Managing Human Sources for Your Investigations

This is a plan and content for a workshop on how to start building contacts for possible future sources, learn how to develop, interact with and maintain sources and how to enrich investigations with their cooperation. This workshop may be conducted as an independent training or as part of a larger training that includes our workshops on: "Interviews - the Human Element of Your Investigation" and/or "Interviews Requiring Special Approaches." As a workshop facilitator, you can choose to run the workshop sessions in one day or divide them across multiple days, especially if your workshops take place online. The plan below includes sessions with a proposed average time of 1 hour to 1h30’ per session.

Outline 0- Introduction 1- Safety First! • Approaching tools and methods • Risk assessment • Building trust and establishing and maintaining boundaries. 2- Creating a database

Part (or all) of the content here about digital and personal security would be in POINT 3: Discussion Risk Assessment so if both curricula are part of the same training we should consider what relates to sources and highlight it, and insist in certain aspects.

Duration 4 hours training including:

  1. Introduction to sources 1 hour • Breaking ice (10 minutes) and introduction (15 minutes). • Identifying and reaching out to sources 35 minutes
  2. Safety First! 2h • Approaching tools and methods 1h (might be ran independently) • Risk assessment (30’). • Building trust and establishing boundaries (self-care) (30’).
  3. Creating a database of sources: 50’
  4. WRAP up 15 minutes quiz about sources what they are; how to deal with them, how to set boundaries.

Participants Number of participants 3-15

Goals Knowledge • Understanding what a source is and where to find it. • Understand and asses risks during your interaction overtime and how bias might affect in different stages. Skills • Being on the lookout for potential sources. • How to maintain a database and a long lasting, healthy and safe interaction with sources. • Risk assessment: Checks and balances. (should refer to the same content in interviews [*see DISCUSSION. Identifying risks and mitigating them] this will only ran independently when the workshop is taught on its own). • Self-care

NOTE that the information we cover in the Interviews track of this training package (Plan 1), on types of human sources, how to identify them, conduct background research, establish their biases and trustworthiness, reach out to them, communicate safely, etc, applies as much to long-term sources as it does to one-off interviewees, therefor we will be using the same exercises making clear the difference between those human sources we will interview and those we will be interested in establishing a longer relationship with.

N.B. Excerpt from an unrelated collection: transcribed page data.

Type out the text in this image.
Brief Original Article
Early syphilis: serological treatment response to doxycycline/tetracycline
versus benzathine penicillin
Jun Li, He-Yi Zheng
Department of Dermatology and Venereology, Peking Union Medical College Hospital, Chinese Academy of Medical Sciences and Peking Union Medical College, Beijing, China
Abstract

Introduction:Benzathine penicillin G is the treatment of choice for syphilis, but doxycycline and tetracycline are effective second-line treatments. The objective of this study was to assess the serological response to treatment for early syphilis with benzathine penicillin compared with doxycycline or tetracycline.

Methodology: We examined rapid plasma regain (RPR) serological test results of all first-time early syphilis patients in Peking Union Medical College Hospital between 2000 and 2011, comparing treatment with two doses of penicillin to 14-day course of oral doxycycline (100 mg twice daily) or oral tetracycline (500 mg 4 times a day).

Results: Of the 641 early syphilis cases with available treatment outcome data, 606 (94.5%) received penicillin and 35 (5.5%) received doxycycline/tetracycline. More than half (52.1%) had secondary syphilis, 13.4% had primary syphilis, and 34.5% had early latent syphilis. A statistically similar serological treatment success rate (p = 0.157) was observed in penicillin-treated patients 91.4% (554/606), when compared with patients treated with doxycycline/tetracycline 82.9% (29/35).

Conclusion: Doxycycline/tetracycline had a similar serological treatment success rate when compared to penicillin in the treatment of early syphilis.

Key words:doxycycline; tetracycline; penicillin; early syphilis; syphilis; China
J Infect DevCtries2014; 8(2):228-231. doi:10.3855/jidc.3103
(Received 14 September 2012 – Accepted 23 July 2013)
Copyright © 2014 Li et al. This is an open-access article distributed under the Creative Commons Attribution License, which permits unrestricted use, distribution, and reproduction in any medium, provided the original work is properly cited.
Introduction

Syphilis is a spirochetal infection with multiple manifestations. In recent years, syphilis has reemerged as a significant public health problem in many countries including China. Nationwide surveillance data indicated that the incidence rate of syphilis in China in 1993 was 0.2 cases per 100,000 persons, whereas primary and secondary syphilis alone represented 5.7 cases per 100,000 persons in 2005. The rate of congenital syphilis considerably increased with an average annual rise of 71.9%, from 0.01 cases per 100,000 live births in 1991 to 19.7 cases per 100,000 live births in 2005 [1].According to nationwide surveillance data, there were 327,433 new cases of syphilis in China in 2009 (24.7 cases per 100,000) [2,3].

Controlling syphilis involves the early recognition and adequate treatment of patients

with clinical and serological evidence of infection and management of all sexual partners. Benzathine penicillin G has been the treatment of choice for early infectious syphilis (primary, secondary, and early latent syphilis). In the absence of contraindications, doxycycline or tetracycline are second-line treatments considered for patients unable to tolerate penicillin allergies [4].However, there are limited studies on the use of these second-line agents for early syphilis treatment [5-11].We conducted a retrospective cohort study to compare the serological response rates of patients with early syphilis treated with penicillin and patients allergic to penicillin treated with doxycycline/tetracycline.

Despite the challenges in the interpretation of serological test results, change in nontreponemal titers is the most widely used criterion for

0- Breaking ice and introduction

1- Identifying and reaching out to sources the first part of the training repeats the content that we use for interviews

When addressing this part of the training is important that trainer/s think in longer term interactions and that adapt/s the samples not to an investigation but to a field of investigation and the sources that the investigators will be dealing with and that might be able to help them or provide tips over time.
5 minutes break

2- Safety First!

a) Approaching methods and tools (1 hour). Resources Security in a Box ( EFF guides (

b) Risk assessment: (30’). Repeats the content that we use for interviews about the research cycle c) Building trust and establishing boundaries. (30’) this slot of the training highlights the need of building trust and establishing healthy boundaries and how. Ask the participants to explain how they nurture their professional relationships and what do they think that they can apply to the relationship they establish with sources (10 minutes): Some of these could and should be mentioned: • Keeping contact: law of the three calls. Check-ups for non-research purposes. • Informal meetings • Invitations to a work related event they might be interested in (consider if you care of being seen hanging out with that particular source (risk assessment). • Trust. Give and receive trust protecting your sources. Sharing previous work may be helpful in order to gain trust from your sources.

The trainer/s should make clear that building trust and establishing and maintaining boundaries is essential when dealing with long term sources.

Ask participants to share experiences or indicate/guess what challenges may occur (10 minutes). Problems that may occur: • Mutual trust disappears • Sources stepping into the personal • Power balance • Blackmailing (emotional or other type)

Discuss them and propose ways to mitigate it writing two columns for Problems and Mitigation/Solutions (10 minutes). The trainer/s may suggest to elaborate a set of healthy practices: • Gender related. Unwanted advances of a source /// Use a work phone and a personal phone to keep things separated/ bring a colleague along for your next encounter

3- Creating a database of sources: 50 minutes

20 minutes Working teams take the sources they have identified at the beginning and order them meaningfully creating a sheet (or several) with the information they think they need to consider/gather about the source. How do the database look like? Share input and project or write in a board the contact sheets. (25 minutes) Highlight diverse angles to gather the info meaningfully: • topic-specific contact list of environmentalists, lawyers, political activists, human rights researchers, officials, etc. • names and occupations • organizations • Countries Cross reference is often useful. Remember (Safety recommendations for storage devices, encrypted comms, anonymizing/codifying identity and contacts for sensitive sources and those at risk… etc).

Tools (open source) and links that we can recommend.

  1. WRAP up 15 minutes quiz about sources what they are; how to deal with them, how to set boundaries…. Etc.